First, some papers contained incomplete information about their data and methods. For instance, many of the studies in our sample did not specify the ages of participants, instead providing information only on participants’ school year, or stating that the children were in ‘elementary school’, ‘middle school’ or ‘secondary school’. The reviewing team followed a policy of estimating ages based on the typical ages of children within each school year in the relevant country. A different project team might have treated this information as missing¹², which could have made a difference to conclusions about the age of children, given that about a third of studies reported school type and year rather than age per se.

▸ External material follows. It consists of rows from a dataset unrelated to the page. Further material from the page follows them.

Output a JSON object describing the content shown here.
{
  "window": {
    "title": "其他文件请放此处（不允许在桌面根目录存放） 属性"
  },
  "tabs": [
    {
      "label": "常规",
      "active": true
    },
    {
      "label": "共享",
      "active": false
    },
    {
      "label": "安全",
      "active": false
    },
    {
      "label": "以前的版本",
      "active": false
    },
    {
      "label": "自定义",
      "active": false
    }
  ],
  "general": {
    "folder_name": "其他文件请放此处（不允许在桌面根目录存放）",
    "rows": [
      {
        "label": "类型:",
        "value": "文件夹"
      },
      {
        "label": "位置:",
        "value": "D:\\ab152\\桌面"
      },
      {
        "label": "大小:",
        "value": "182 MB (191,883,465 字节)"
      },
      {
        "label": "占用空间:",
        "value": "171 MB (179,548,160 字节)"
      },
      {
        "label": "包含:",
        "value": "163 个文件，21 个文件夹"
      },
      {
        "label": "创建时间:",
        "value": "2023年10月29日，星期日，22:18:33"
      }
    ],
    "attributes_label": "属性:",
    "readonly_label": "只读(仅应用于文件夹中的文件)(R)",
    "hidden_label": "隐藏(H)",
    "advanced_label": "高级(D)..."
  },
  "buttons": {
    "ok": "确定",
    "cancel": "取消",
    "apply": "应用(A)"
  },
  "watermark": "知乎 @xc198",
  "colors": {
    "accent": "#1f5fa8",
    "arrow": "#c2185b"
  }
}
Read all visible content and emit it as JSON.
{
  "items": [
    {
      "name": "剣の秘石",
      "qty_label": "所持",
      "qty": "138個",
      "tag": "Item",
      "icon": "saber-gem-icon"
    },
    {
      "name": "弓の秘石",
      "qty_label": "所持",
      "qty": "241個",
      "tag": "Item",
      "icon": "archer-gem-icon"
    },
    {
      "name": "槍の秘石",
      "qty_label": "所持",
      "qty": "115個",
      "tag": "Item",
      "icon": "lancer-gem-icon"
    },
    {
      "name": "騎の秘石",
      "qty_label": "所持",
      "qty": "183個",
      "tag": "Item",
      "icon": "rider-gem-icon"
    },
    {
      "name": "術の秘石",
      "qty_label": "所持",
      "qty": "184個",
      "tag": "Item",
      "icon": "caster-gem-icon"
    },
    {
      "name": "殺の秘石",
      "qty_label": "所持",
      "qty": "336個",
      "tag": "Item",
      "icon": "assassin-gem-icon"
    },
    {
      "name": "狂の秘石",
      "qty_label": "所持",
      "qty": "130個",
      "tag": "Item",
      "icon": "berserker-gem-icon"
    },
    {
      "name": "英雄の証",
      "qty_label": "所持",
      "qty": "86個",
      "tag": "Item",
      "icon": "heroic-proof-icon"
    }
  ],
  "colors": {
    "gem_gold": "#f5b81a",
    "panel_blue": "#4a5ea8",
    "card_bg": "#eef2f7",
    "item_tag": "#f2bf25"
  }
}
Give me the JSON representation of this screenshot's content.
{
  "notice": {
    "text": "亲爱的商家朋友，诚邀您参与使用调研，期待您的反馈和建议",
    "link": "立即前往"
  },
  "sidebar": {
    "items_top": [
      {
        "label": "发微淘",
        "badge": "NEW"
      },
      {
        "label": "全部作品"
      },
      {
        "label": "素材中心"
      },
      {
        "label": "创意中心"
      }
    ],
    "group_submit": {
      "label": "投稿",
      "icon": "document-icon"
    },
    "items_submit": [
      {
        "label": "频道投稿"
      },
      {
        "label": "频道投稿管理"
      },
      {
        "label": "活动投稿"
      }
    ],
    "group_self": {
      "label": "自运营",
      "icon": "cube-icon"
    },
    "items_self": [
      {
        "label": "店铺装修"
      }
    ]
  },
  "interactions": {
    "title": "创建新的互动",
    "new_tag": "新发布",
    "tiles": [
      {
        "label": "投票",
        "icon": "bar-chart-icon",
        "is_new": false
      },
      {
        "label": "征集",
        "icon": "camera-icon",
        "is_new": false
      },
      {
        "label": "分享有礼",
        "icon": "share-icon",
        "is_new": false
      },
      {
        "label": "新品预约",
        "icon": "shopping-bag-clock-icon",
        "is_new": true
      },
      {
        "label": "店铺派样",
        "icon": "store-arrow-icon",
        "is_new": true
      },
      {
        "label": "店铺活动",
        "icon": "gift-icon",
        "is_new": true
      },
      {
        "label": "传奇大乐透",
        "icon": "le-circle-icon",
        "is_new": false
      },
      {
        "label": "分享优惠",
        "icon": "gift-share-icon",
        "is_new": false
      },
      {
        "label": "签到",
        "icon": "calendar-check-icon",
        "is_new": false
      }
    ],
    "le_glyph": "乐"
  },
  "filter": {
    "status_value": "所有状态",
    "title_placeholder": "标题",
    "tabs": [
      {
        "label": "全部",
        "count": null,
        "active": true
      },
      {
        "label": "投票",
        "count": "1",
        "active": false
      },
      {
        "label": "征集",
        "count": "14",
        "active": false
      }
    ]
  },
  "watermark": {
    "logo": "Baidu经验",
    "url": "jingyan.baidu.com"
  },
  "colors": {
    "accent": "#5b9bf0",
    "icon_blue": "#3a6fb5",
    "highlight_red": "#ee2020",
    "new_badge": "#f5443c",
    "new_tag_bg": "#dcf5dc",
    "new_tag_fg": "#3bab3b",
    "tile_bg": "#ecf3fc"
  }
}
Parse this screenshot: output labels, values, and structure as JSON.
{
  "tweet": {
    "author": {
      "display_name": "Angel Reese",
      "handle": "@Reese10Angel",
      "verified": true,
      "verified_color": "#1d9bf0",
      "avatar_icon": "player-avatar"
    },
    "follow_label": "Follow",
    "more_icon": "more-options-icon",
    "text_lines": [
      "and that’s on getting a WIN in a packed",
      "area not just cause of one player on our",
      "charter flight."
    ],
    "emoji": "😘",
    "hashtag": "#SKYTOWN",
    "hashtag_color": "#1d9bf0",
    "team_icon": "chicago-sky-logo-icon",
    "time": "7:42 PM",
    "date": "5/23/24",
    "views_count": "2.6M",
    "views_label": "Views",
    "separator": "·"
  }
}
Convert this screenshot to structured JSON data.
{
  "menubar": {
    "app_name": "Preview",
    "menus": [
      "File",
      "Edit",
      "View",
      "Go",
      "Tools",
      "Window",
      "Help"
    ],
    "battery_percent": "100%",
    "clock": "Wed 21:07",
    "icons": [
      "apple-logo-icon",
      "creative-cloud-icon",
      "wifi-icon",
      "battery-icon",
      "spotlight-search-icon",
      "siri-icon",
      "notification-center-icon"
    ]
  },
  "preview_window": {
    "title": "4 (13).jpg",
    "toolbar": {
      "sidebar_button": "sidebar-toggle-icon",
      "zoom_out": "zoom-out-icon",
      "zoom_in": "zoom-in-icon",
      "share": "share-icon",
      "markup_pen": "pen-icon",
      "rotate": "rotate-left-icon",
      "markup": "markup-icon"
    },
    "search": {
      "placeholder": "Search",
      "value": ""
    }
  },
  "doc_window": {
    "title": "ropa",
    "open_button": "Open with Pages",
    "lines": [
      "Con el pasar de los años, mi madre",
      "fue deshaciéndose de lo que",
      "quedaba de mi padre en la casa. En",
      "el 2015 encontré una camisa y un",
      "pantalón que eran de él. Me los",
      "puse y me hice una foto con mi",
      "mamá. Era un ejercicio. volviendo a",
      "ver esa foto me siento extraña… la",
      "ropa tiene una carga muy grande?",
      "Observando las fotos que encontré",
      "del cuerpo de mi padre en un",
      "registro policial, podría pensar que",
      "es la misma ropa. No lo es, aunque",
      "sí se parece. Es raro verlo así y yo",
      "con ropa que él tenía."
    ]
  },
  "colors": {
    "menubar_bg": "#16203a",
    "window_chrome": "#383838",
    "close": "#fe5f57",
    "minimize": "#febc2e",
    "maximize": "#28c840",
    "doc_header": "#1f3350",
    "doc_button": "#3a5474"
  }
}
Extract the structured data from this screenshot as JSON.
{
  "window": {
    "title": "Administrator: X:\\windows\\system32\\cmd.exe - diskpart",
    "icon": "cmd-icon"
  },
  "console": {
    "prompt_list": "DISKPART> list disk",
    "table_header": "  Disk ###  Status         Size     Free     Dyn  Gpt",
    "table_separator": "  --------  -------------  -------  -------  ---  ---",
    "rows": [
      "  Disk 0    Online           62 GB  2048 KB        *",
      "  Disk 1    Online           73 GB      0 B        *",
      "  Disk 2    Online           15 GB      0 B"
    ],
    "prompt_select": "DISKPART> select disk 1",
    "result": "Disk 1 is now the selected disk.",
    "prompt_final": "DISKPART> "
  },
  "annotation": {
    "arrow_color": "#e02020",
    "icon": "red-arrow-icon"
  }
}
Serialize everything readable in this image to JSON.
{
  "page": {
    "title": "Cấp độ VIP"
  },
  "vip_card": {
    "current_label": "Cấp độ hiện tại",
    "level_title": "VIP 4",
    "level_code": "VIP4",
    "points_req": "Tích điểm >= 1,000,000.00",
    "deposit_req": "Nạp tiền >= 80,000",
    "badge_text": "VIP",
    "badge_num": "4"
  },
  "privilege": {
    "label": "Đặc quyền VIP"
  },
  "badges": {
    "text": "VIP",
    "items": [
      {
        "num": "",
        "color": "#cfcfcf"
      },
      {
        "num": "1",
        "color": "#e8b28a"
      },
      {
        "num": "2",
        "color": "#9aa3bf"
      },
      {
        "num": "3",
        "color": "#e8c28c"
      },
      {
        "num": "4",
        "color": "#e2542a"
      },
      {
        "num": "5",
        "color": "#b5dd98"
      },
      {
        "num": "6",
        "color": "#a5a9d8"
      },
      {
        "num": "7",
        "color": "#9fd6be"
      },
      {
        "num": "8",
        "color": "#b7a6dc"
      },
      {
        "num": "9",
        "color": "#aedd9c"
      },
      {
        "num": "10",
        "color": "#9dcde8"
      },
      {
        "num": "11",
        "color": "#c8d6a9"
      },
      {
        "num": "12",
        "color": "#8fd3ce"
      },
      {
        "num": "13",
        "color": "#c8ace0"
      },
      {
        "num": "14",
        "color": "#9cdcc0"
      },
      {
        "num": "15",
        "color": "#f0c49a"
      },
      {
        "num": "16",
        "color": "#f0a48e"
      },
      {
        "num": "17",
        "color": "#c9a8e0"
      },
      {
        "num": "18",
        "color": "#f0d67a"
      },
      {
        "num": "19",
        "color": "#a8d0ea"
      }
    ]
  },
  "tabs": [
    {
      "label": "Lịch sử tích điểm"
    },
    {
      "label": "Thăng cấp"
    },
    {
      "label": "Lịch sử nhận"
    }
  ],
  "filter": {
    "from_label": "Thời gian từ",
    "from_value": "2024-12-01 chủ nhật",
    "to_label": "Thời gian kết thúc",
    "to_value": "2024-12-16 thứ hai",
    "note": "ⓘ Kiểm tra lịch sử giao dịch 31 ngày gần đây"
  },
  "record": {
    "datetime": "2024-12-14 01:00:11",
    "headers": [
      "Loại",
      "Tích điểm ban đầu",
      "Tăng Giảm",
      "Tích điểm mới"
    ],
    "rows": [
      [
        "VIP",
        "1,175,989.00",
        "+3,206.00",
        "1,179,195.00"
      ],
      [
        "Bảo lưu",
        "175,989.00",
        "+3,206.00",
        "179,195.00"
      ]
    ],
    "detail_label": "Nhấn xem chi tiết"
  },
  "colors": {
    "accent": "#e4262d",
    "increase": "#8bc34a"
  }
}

Second, in coding analytical results on the associations between antecedents and digital skills, there were some practical, conceptual, and methodological challenges. For example, it was decided not to code associations between antecedents and digital skills that were evident in tables (e.g., in tables of correlation coefficients between all variables used in analysis), but which were not discussed in the actual text of the article reporting the study, although a different team may have chosen to do otherwise.

As another example, when completing the coding frame, the team chose to only record whether the direction of the effect was ‘positive or negative’ if the estimated effect was statistically significant. Some systematic reviews, particularly those that also include a meta-analysis, report the direction, precision and magnitude of findings that are not statistically significant (see, e.g. Gewandter et al., 2017).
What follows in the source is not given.